I suoi personaggi sono fuori dal tempo e dalla
storia.
Sospendere il tempo per tutta la durata di un film è uno degli obiettivi
della pellicola, a mio avviso. Il film si gira all'incirca in due
mesi, eppure dura soltanto un'ora e mezza: anche questa è una distorsione
spazio-temporale che non può non ripercuotersi sul risultato finale.
L'idea di questo film è partita dall'incontro con
gli attori. Le è successo altre volte?
Sì, mi è già capitato. In questo caso è stato Johnny Hallyday "l'istigatore"
del progetto. Ci siamo incontrati nel 1998 alla cerimonia dei César
dove mi ha confidato «Un giorno mi piacerebbe essere diretto da te».

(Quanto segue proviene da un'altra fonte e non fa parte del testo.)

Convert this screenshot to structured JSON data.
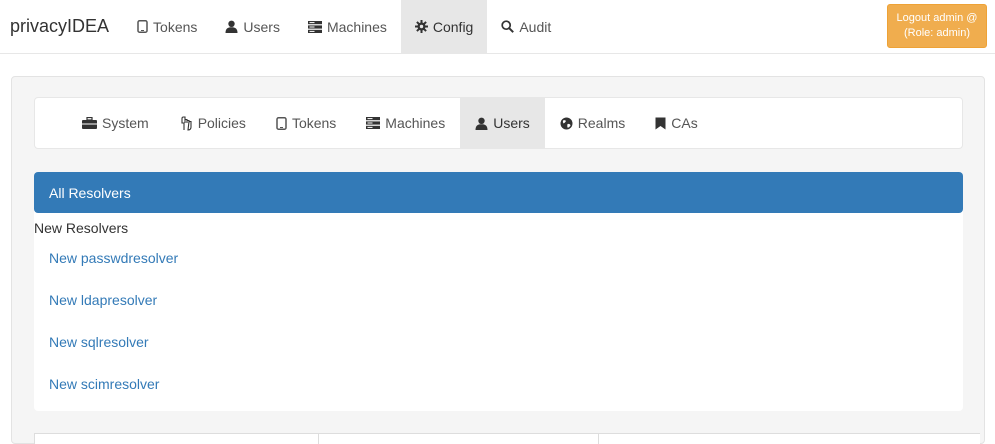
{
  "navbar": {
    "brand": "privacyIDEA",
    "items": [
      {
        "label": "Tokens",
        "icon": "phone-icon"
      },
      {
        "label": "Users",
        "icon": "user-icon"
      },
      {
        "label": "Machines",
        "icon": "server-icon"
      },
      {
        "label": "Config",
        "icon": "gear-icon",
        "active": true
      },
      {
        "label": "Audit",
        "icon": "search-icon"
      }
    ],
    "logout_line1": "Logout admin @",
    "logout_line2": "(Role: admin)"
  },
  "config_nav": {
    "items": [
      {
        "label": "System",
        "icon": "briefcase-icon"
      },
      {
        "label": "Policies",
        "icon": "hand-icon"
      },
      {
        "label": "Tokens",
        "icon": "phone-icon"
      },
      {
        "label": "Machines",
        "icon": "server-icon"
      },
      {
        "label": "Users",
        "icon": "user-icon",
        "active": true
      },
      {
        "label": "Realms",
        "icon": "globe-icon"
      },
      {
        "label": "CAs",
        "icon": "bookmark-icon"
      }
    ]
  },
  "resolvers": {
    "all_label": "All Resolvers",
    "new_heading": "New Resolvers",
    "links": [
      "New passwdresolver",
      "New ldapresolver",
      "New sqlresolver",
      "New scimresolver"
    ]
  },
  "colors": {
    "primary": "#337ab7",
    "warning": "#f0ad4e",
    "nav_active": "#e7e7e7"
  }
}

È passato un po' di tempo, poi è scattata la seconda idea: fare un
film con Johnny Hallyday e Jean Rochefort: la storia è nata proprio
dall'incontro di questi due personaggi.
Non crede che legare la regia agli attori possa
trasformarsi in un limite?
No, non lo credo affatto. Per me è semplicemente uno stimolo, niente
di più.
Nel suo film la colonna sonora gioca un ruolo fondamentale
In effetti ho partecipato attivamente alla scelta della musica come
alla scelta dei colori delle scene nel tentativo di sottolineare due
mondi diversi, contrapposti, apparentemente inconciliabili, che si
incontravano per la prima volta: quello di Manesquier e quello di
Milan.
Quali sono i registi che Le piacciono?
Quelli molto vecchi, degli Anni Quaranta, ma non mi considero un nostalgico.

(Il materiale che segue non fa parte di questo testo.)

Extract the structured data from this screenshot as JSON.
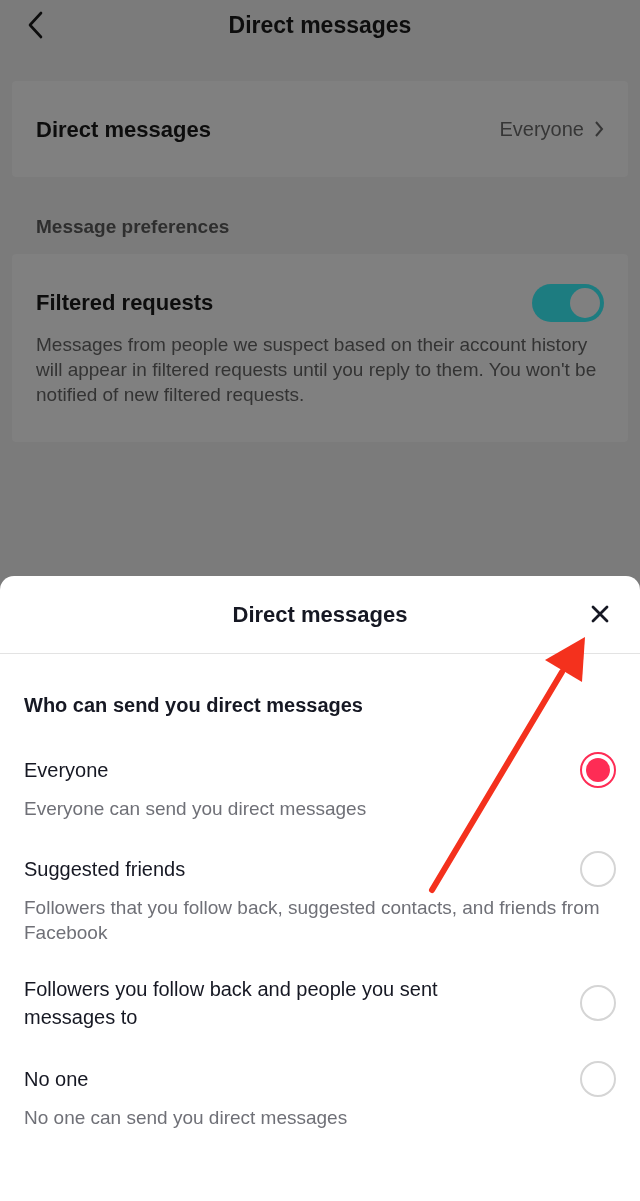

Sicuramente non amo il cinema intellettuale: prediligo più il cuore
del cervello.
E quali sono invece i registi italiani più conosciuti
in Francia?
Quelli più noti come Bellocchio, Moretti, Benigni. Putroppo da noi
non arriva quasi nulla dei vostri registi emergenti.
Programmi futuri?
Nel 2003 girerò un film il cui titolo in italiano potrebbe essere
più o meno "Confidenze troppo intime". Sarà una commedia psicologica
in cui una giovane donna decide di andare dallo psicanalista, ma sbaglia
porta. Le apre un consulente fiscale che per timidezza, perversione
o forse curiosità non le dice la verità.
Se avesse un'altra chance, un'altra vita, che mestiere farebbe? Forse il pittore, perché è libero di lavorare come e quando
vuole. Ma non un pittore qualunque, un pittore di successo, naturalmente.